Ivo Arrar petitions for review of an order of the Benefits Review Board (the Board) of the United States Department of Labor. The Board affirmed a decision of an administrative law judge (AU) denying benefits for injuries incurred by Ivo Arrar while employed in an occupation covered by the Longshoremen’s and Harbor Workers’ Compensation Act (the Act), 33 U.S.C.A. § 903(a) (West Supp.1985). We reverse the decision and order of the Board and remand the case to the Board for further proceedings consistent with this opinion.
I. BACKGROUND.
Claimant Ivo Arrar and co-worker Milon-ja Bozovich were preparing their tools for work on the morning of September 15,1978 at the St. Louis Shipbuilding Company. Bozovich got into a fight with a third employee, Alvin Batts. Batts knocked Bozo-vich unconscious.
Batts and Arrar disagree as to what happened next. According to Batts, when he and Bozovich began to fight, “Ivo Arrar hits me, or grabs me on the back, and I turned around, and I hits [sic] him.” According to Arrar, he was standing twenty-five feet away when Batts and Bozovich began to fight. After Batts knocked out Bozovich, he walked toward Arrar. Arrar claims he thought Batts was returning to work. Arrar’s hands were in his pockets. Batts hit Arrar twice causing Arrar’s injuries. Arrar claims he did not fight back.
Arrar filed for compensation under the Act, claiming that Batts’ blow caused him permanent partial disability from injuries to his teeth and nose and from impairment of his vision and hearing. The AU discounted Arrar’s version of his injury, and concluded the Act barred Arrar’s claim because Arrar was injured through his wilful intent to injure Batts. The Board affirmed the AU’s dismissal of Arrar’s claim.1
*20II. DISCUSSION.
The Longshoremen’s and Harbor Workers’ Compensation Act provides that compensation shall be paid to covered employees suffering accidental injury in the course of employment. 33 U.S.C.A. § 903(a). The Act excludes compensation of those injuries incurred solely through the employee’s wilful intent to injure another. 33 U.S.C.A. § 903(b) (West Supp.1985). The Act presumes, however, that an employee’s injury did not occur through such a wilful intent to injure another. 33 U.S.C. § 920(d) (1982). A contesting employer successfully rebuts this presumption only by producing substantial evidence to the contrary. Id.
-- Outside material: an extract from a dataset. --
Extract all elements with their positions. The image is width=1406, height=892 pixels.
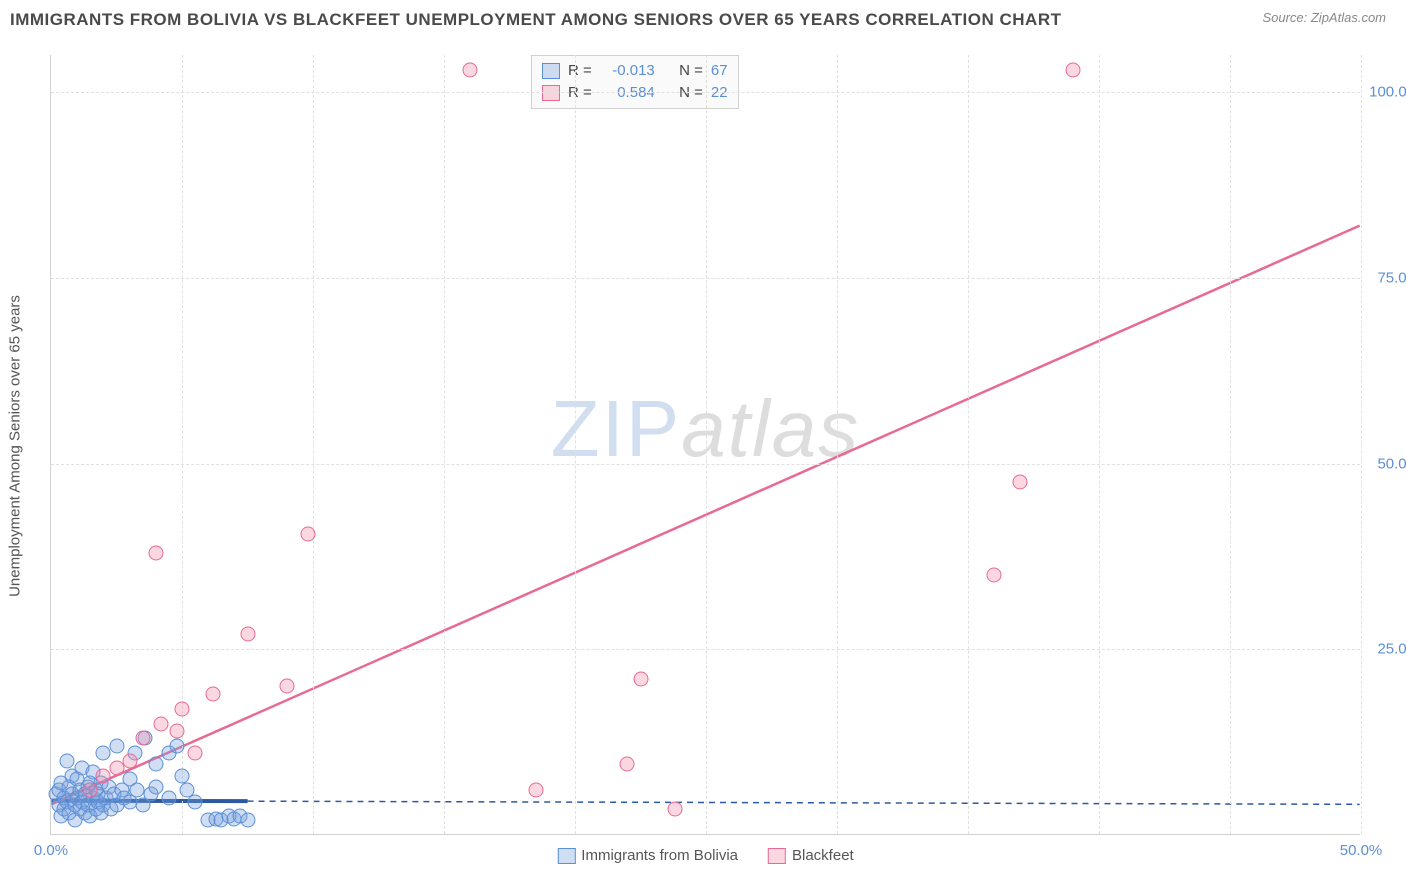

The AU and the Board determined that Batts’ testimony that Arrar “hit” or “grabbed” him was sufficient evidence to rebut the Act’s statutory presumption in favor of Arrar. Arrar contends that this testimony showed, at most, that he voluntarily entered the fray, but did not constitute substantial evidence that he intended to injure Batts.
We agree. Batts’ ambiguous statement that Arrar “hit” or “grabbed” Batts on the back supports the conclusion that Arrar was attempting to stop the fight between Bátts and Bozovich as readily as it supports the conclusion that Arrar intended to injure Batts. The testimony therefore sheds no light on Arrar’s subjective intent and certainly cannot constitute substantial evidence that Arrar’s injury arose solely through his wilful intent to injure Batts. The equivocal statement made by Batts fails to overcome the statutory presumption in this case.
Accordingly, we reverse the decision and order of the Board, and remand this case to the Board for a determination of disability and such award, if any, as may be proper in light of that ruling on disability.